Ce matin, je me suis réveillé septuagénaire (1). Aucune surprise. Je m'y attendais tout de même. Aucune modification non plus. Cette décennie n'a jamais marqué de frontière. Au XIXe siècle, c'était la cinquantaine qui servait de borne. Il s'agissait souvent pour les hommes, alors suralimentés, des classes bourgeoises de la dernière. Pour les femmes, la vie s'arrêtait à 40 ans. C'était alors la lutte pour la survie, du moins sociale. Aujourd'hui, la frontière se situe pour tout le monde (une forme d'égalité?) autour de 80. Après, il faut s'attendre au déclin, progressif ou rapide. Notez que comme partout il existe des chanceux. ce sont ceux qu'on nous montre en exemples. 

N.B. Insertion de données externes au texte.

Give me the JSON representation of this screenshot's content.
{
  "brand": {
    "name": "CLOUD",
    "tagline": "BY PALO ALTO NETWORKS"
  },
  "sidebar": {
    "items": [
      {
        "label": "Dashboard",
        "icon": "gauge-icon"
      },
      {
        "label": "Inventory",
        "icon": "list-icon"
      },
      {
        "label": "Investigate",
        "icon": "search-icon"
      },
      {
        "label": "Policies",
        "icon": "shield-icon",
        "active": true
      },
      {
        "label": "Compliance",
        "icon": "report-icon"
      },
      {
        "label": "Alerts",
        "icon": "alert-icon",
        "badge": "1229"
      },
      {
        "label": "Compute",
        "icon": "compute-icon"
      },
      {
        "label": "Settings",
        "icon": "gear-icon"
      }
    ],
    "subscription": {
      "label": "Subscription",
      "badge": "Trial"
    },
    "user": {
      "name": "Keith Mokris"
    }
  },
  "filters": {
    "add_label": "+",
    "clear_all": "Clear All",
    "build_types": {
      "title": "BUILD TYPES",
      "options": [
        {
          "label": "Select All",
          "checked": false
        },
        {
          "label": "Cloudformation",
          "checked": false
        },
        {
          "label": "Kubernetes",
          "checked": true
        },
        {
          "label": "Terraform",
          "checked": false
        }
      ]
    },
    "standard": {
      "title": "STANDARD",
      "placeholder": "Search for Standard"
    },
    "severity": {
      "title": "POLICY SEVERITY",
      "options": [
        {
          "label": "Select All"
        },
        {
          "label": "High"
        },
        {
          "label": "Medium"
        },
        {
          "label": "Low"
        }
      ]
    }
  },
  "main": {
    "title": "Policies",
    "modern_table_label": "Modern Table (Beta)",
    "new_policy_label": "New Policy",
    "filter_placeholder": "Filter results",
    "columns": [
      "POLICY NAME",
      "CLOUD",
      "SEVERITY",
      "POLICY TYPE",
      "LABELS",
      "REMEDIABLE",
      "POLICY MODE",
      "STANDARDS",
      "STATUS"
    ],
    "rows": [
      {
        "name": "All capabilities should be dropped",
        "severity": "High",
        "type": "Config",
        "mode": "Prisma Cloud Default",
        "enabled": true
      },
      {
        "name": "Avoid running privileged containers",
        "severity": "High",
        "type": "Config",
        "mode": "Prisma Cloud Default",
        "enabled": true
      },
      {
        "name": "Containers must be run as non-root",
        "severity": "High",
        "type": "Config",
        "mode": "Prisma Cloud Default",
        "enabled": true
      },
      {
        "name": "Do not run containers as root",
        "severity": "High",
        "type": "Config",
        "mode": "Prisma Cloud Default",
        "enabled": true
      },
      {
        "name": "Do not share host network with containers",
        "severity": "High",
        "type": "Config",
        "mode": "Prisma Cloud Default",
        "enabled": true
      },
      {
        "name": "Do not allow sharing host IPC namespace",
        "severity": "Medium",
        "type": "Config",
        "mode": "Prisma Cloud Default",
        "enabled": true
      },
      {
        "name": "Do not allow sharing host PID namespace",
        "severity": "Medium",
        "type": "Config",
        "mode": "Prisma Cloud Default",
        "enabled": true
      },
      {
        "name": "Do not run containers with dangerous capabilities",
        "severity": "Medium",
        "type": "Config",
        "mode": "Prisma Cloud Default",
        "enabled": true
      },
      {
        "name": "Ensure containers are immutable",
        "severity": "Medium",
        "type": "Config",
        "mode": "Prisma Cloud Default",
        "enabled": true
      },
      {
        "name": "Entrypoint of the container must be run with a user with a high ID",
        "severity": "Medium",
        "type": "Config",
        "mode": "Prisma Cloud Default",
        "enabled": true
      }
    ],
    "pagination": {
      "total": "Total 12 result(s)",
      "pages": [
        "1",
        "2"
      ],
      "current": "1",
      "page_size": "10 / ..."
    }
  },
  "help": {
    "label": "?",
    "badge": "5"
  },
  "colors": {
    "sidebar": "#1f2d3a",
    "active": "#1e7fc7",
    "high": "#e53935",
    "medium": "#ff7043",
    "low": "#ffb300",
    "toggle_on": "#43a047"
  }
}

Je ne me suis pas mis à écrire pour parler méditer sur l'existence, la main posé sur un crâne, comme les Saint Jérôme et les Madeleine de la peinture classique. Mais j'éprouve tout de même l'envie de revenir sur les cinquante ou soixante ans écoulés. Ils ont modifié la vie tant quotidienne que sociale. Seule la fin du XIXe siècle, avec ses multiples inventions, avait donné un tel coup d'accélérateur à notre environnement physique et mental. Avec une nette différence cependant. L'avenir apparaissait alors radieux. Le futur fait aujourd'hui plutôt peur. Cela dit, il me semble clair que le passé se voit toujours embelli. On lui enlève ses taches. On le dépoussière. On le nettoie. C'était mieux avant. Une nostalgie que les progressistes haïssent. Et pourtant, quand je regarde dans le rétroviseur, je me demande si tout n'allait pas moins mal en 1958 ou en 1968.

Un cadre fixe 

58? 68? Je mélange en fait deux moments très différents. Les années 60 ont marqué un formidable glissement vers autre chose. Il y a eu un effet toboggan. En 58, la Suisse (restons local!) vivait dans un cadre fixe. Des règles existaient. Notons que celles-ci gardent un aspect rassurant. Ceux qui voulaient les contourner connaissaient au moins les dangers. Les Suisses demeuraient ainsi corsetés par la famille, l'armée, le syndicat, l'Eglise et, au départ, l'école. Pas question de «contester», ce mot-clef de Mai 68! L'enseignement demeurait magistral. Dans les deux sens du terme, d'ailleurs. J'ai eu des maîtres et des maîtresses (ces dernières s'arrêtant après les petites classes) de qualité. Le Collège (il n'y en avait alors qu'un à Genève, Calvin) se révélait même intéressant. On y apprenait des choses, en plus des valeurs. Il n'y avait pas que l'orthographe, qui n'avait à l'époque rien d'un marquer social. Je rappelle que selon une enquête récente les fils d'ouvriers faisaient cinq fois moins de fautes que les actuels universitaires issus des classes néo-bourgeoises, les bourgeoises tout court ayant quasi disparu vers 1990.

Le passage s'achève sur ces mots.